Oltre a godere di maggiori prospettive di guadagno, le persone che nel
corso del tempo hanno accumulato più ricchezza sono anche le meno penalizzate
dall’attuale sistema fiscale. Come nota l’economista Marta Fana, per
esempio, dalla riforma dell’Irpef approvata
il 25 novembre non trarrà alcun vantaggio oltre il 42% più povero delle
famiglie italiane, quelle cioè con un guadagno inferiore ai 20mila euro annui. Ripensare un modello
retributivo che negli ultimi decenni è diventato sempre meno progressivo – a
partire dall’introduzione di un’imposta patrimoniale – non è,
quindi, solo la strada più sensata, ma anche
l’unica umanamente accettabile in un momento in cui le fasce più fragili della
popolazione faticano a immaginarsi un
futuro che non le veda al di sotto della soglia di povertà.

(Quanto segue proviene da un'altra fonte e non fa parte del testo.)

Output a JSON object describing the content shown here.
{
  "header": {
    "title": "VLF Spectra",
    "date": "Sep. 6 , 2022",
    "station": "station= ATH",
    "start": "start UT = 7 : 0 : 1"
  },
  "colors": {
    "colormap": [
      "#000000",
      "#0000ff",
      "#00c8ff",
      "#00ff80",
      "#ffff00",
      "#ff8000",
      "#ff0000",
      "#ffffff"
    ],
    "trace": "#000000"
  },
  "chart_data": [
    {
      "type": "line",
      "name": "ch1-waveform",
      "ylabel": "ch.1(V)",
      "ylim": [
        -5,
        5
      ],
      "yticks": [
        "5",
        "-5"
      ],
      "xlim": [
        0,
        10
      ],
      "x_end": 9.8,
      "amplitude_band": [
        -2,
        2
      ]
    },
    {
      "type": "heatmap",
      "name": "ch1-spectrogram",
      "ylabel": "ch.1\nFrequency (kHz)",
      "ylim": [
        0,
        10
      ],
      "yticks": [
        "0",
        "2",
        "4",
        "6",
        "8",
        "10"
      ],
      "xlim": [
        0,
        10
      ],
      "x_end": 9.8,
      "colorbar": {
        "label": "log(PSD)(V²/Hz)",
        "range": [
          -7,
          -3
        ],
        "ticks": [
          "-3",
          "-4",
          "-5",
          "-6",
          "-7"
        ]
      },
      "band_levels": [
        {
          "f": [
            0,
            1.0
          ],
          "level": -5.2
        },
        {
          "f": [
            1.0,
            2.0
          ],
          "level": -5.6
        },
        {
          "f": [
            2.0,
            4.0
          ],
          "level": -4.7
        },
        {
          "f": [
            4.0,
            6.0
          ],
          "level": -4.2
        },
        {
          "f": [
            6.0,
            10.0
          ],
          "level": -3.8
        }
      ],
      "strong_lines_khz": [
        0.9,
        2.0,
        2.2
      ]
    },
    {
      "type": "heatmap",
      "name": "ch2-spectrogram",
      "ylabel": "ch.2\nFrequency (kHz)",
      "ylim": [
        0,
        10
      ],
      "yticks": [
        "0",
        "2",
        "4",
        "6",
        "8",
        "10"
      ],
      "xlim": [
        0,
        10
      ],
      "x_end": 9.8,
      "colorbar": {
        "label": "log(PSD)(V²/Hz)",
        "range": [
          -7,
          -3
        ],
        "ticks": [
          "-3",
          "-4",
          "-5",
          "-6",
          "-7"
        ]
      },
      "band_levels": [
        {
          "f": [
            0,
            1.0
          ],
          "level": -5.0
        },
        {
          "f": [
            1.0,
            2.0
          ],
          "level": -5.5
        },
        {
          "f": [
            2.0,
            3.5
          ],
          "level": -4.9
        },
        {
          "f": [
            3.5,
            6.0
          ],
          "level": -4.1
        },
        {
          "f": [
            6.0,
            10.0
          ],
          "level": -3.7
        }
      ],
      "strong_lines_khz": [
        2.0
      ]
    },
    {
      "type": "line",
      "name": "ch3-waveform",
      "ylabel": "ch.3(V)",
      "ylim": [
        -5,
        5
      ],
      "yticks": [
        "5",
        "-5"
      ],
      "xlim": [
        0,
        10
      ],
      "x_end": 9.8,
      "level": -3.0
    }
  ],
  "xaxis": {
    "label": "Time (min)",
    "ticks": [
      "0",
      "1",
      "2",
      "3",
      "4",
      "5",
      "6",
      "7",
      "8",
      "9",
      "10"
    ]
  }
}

La ricchezza che più contribuisce al mantenimento delle disuguaglianze
rimane, tuttavia, quella che si trasferisce dai genitori ai figli. Nonostante
l’Italia sia uno dei Paesi Ocse con la pressione fiscale più alta, nel 2019 è
stata anche uno di quelli con il più basso gettito
fiscale legato all’eredità (circa lo 0.1% delle
entrate tributarie), in linea con un sistema economico strutturalmente fondato
sui rapporti familiari e sull’accentramento dei capitali. Per favorire una
redistribuzione più equa della ricchezza sarebbe necessario valutare
l’introduzione di un’imposta di successione proporzionata all’entità del
patrimonio tramandato (come ad esempio succede in Francia): difficilmente i più
ricchi vedrebbero peggiorare il proprio stile di vita, e ne gioverebbe la
mobilità dell’intero Paese.
Il Governo deve rivalutare le proprie priorità. Per far ripartire
l’ascensore sociale è necessario agire concretamente a partire dalle sue basi, fissando una soglia al di
sotto della quale nessuna persona possa essere pagata e promuovendo politiche
di contrasto allo sfruttamento lavorativo e alla precarietà cronica. Non solo:
consentire alle famiglie di uscire dalla povertà significa anche investire in
asili nido, doposcuola e nell’intero settore della cura, a vantaggio delle
migliaia di persone – perlopiù donne – che
puntualmente si ritrovano costrette a scegliere se crescere i propri figli o
guadagnarsi da vivere. Promuovere la mobilità implica, infine, smettere di stigmatizzare misure di
contrasto alla povertà quali il reddito di cittadinanza o i sussidi di
disoccupazione ma, al contrario, lavorare affinchè tali incentivi non siano più
necessari, garantendo a tutta la popolazione un’istruzione di qualità e
investendo in politiche attive e in formazione professionale su larga scala.
L’Ocse ha stimato che, in
Italia, una persona nata nel 10% delle famiglie più povere potrebbe impiegare
cinque generazioni per raggiungere il reddito medio. La possibilità di
arricchirsi è sempre più legata alla propria condizione di partenza e,
nonostante la narrazione prevalente continui a ripeterci il
contrario, sempre meno dipendente dalla propensione dei singoli all’impegno
o al sacrificio. Se è vero che il successo va conquistato, è altrettanto vero
che tutti dovrebbero avere la possibilità di farlo. Altrimenti non si tratta di
conquiste ma di privilegi, sintomi di una società strutturalmente classista
che sopravvive grazie allo sfruttamento di chi non li detiene.